Talking Tea With Stephen Twining21 Nov 2016
International tea appreciation
Tea drinking around the world is definitely different – different tastes, teas, preferences, styles of making it, pairing it, and drinking it! It would be a very dull world if we all drank English Breakfast tea or finished with a cup of Chamomile; I love the fact that people take teas to their hearts and therefore want to adapt it to their world. One thing that I find tea drinkers have in common is that we are all great human beings!
My recommended method for brewing tea is to start with cold, fresh water because that contains more dissolved oxygen, which helps to get the flavour from the tea. If you’re making it in a teapot, the body of the teapot will steal some of the heat of the water, so you will need to put a splash of hot water in there to warm up the body and then pour the water away.
The important part is to be patient and give the tea a chance to brew, particularly if you’re doing it in a cup or mug where you can see the colour come out – colour is not flavour, colour is just colour. For regular tea bags, three minutes will do but remember – the larger the leaves, the longer the brewing time takes. Finally, store your tea in an airtight container so that no other flavours get into the tea and each time you have a cup of tea, it tastes exactly the same.
Favourite cup of tea
My morning cup is always going to be English Breakfast – I always have this with milk. Then, it very much depends: sometimes I put milk in Earl Grey, sometimes I don’t. I probably wouldn’t put milk in a great Darjeeling and that’s the same for green teas and infusions, because I think milk is too heavy for the delicate flavour of green tea.

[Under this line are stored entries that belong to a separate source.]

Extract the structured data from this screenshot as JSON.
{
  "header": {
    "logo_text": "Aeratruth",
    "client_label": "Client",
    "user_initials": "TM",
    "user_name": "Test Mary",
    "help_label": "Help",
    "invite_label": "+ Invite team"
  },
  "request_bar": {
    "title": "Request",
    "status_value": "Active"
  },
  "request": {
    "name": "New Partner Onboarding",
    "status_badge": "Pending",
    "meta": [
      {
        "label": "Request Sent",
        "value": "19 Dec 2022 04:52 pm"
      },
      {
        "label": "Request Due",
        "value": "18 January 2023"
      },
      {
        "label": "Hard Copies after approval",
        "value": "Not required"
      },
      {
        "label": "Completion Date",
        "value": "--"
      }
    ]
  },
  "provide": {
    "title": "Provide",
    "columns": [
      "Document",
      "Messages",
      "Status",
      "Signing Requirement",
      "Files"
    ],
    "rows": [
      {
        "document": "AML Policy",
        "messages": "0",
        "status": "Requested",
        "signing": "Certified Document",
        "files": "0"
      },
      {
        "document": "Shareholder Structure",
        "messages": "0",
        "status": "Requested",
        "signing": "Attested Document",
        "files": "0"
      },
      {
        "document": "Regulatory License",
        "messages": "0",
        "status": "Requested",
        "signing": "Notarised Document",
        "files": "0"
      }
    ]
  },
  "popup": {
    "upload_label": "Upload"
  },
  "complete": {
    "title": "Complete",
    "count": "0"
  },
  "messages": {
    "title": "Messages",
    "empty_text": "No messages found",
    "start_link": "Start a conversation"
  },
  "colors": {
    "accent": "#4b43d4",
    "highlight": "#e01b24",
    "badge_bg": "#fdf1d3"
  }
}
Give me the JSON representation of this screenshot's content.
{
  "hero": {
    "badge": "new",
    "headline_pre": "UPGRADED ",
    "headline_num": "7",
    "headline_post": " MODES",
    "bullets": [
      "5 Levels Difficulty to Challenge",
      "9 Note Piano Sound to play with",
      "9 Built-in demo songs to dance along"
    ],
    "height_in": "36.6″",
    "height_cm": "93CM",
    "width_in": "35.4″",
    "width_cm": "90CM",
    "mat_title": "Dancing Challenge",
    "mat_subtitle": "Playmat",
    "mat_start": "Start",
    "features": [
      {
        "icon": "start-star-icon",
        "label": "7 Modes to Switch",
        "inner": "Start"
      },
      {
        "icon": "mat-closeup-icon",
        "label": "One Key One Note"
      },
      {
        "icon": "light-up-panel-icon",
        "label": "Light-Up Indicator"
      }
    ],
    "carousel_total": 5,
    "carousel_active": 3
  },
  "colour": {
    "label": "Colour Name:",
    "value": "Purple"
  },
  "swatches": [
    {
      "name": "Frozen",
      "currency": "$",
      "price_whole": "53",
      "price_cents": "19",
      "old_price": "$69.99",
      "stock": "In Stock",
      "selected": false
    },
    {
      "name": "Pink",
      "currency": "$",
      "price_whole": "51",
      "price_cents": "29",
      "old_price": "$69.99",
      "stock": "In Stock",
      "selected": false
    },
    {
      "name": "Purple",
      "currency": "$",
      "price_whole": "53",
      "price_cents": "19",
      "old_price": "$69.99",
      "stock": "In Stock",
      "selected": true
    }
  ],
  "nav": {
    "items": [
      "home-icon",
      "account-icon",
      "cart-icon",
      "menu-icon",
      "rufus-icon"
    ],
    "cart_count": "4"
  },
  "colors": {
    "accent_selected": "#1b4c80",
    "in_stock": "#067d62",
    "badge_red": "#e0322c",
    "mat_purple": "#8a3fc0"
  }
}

English Breakfast tea is best paired with breakfast-type foods – this is why English Breakfast was created in the first place. I particularly enjoy Earl Grey with anything that has some fruit in it, like a scone with jam, a cake with strawberries or a lemon cake. One of my favourite pairings is Darjeeling and duck; Sencha would also go very well with a white fish like barramundi.
Sugar, ice and everything nice
I never put sugar in tea because I think it spoils the flavour. Sugar is such a dominant flavour that if you put sugar in tea, which is such a delicate drink, it’s the first thing your tastebuds pick up on and you miss out on all the beautiful flavours of the tea. Don’t alter your tea by putting sugar in it. Instead, change your tea to a more delicate tea so you can enjoy the full flavour without the need for sugar.
Iced tea is becoming increasingly popular. The best tip I have for making iced tea is to make it the day before and, once the tea has cooled down, pour some of it into an ice tray and put that into the freezer. If you use normal ice cubes, the first sip of iced tea is great, but then the ice starts to melt. By the time you get to the bottom, you’ve lost all the flavour of the tea. If you use iced tea cubes, as it melts, every sip is just as great as the first sip.